The journey to the resort is part of the charm and challenge. Take I-17 to Highway 74 toward Lake Pleasant. That’s where things get a little tricky. After turning on Castle Hot Springs Road, the road is only paved for about 4 miles. The remaining 7 miles is a dusty, dirt road that traverses washes, with an occasional wild burro spotting.
But Sampson says they’ll accommodate guests with either personal car service from the airport, specific directions and instructions if guests are driving themselves, or, the resort also has a helipad and its own helicopters. Castle Hot Springs will only be open seasonally, October to May. To assist employees with the remoteness of the resort, an “employee village” will allow some personnel to live on-site.
The resort’s culinary offerings are on par or exceed any other high-end resort. Breakfast, lunch and dinner will be harvested from the large organic garden and greenhouse located just outside the restaurant. Ian Beger, the resort’s agronomist, and Executive Chef Christopher Brugman, most recently from Mountain Shadows, have created recipes from the over 150 varieties of rare organic fruits and vegetables grown on-site. There’s an outdoor pizza oven, smoker and grill.
The resort has partnered with local Helio Basin Brewing Company to brew its own beer. Castle Hot Springs takes its natural spring water to the brewery, where they brew a Castle Hot Springs Lithium Lager. Future resort plans include converting an original barn and stables into an on-site craft brewery later this year.

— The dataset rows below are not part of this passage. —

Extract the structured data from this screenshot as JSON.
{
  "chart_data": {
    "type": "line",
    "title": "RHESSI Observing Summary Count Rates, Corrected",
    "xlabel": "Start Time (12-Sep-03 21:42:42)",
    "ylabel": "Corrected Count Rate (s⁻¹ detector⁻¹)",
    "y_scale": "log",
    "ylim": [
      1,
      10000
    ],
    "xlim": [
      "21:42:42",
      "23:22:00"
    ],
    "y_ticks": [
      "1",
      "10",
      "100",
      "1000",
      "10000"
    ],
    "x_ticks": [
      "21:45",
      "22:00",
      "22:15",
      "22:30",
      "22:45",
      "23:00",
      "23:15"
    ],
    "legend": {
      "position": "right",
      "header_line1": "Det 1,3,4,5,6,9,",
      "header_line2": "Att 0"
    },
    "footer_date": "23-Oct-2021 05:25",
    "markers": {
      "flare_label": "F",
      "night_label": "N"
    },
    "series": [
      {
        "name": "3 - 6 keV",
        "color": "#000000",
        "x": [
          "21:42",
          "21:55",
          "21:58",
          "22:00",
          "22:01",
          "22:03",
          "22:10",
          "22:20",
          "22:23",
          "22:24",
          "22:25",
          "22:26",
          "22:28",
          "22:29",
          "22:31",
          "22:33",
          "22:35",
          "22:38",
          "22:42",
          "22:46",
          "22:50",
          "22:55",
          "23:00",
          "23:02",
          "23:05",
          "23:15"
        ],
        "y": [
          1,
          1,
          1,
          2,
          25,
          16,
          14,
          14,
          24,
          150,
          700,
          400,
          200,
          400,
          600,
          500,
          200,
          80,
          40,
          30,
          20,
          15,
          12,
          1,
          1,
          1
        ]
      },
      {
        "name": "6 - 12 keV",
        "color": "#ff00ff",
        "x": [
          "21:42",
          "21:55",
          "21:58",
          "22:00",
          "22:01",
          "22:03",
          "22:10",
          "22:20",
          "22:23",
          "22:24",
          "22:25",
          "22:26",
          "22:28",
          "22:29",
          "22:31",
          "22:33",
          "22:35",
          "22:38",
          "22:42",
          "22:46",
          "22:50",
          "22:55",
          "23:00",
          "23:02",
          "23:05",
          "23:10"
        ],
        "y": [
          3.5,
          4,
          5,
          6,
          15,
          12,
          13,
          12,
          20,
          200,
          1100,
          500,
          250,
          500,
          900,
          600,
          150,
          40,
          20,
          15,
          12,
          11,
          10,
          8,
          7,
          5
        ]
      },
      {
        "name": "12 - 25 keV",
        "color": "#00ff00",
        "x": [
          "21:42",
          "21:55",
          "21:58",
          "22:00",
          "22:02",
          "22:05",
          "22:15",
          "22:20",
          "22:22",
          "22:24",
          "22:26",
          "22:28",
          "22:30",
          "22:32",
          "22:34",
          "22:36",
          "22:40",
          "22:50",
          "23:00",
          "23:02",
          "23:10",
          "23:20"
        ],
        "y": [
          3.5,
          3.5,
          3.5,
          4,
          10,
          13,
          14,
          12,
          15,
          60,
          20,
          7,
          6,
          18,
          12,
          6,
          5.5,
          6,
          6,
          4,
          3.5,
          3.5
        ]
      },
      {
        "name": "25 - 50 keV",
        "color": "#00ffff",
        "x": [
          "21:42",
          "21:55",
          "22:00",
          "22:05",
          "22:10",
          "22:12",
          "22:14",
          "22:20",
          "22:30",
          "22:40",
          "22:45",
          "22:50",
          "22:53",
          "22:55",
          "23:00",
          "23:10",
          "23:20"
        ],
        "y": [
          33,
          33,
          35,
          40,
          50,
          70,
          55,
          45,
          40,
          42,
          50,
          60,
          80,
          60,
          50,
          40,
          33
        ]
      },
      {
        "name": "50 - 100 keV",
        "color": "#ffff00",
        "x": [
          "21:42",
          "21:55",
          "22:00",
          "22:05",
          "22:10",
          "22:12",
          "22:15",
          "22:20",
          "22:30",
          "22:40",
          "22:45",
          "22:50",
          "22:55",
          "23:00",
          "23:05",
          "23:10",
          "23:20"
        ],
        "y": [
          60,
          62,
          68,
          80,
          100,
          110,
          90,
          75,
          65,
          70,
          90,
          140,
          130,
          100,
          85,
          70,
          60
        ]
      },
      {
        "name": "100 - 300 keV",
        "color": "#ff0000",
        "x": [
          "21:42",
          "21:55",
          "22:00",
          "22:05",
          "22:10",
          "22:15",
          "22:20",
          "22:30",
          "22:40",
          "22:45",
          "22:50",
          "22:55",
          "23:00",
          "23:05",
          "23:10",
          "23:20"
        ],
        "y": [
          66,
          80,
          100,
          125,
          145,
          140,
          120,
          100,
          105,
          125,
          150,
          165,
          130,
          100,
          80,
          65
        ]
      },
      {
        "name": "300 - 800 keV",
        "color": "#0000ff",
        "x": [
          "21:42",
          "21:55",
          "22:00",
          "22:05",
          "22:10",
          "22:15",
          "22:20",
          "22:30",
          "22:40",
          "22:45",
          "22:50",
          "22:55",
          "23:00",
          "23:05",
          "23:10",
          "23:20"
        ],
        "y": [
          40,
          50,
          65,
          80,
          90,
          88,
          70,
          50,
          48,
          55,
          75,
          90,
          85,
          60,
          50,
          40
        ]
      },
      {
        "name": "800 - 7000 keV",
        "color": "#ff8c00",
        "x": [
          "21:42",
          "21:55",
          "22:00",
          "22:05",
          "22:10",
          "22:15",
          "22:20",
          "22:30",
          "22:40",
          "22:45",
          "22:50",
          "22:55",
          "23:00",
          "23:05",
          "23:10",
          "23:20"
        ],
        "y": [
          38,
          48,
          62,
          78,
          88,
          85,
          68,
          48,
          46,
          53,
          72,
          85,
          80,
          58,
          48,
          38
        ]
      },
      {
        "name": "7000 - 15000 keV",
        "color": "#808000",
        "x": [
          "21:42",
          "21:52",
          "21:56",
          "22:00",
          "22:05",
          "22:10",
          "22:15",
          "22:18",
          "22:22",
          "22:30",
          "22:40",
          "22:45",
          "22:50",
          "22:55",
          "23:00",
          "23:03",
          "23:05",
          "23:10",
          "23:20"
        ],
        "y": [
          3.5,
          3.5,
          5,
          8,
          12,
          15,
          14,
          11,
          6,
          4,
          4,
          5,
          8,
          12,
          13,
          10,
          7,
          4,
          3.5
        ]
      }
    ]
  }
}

The resort works with guests to provide experiential activities and custom-tailored excursions geared to their interests. Horseback riding, ATV rides, yoga on the great lawn, astronomy lectures, photography workshops and culinary demonstrations are just some of the offerings being considered. A wellness village, with massage cabanas, offers on-site spa services.
Rates begin at $1,200 a night for a Sky View Cabin and $1,600 a night for a spring bungalow. The price is per couple and includes all meals and gratuities and is definitely geared toward a “very affluent” crowd. Kids aren’t allowed, and it’s not exactly kid-friendly, anyway.
Sampson expects the private and remote location to be a draw to celebrity clientele looking to get away. “It’s a bucket list destination for some,” he says.” It will be a zen, tranquil resort for all.”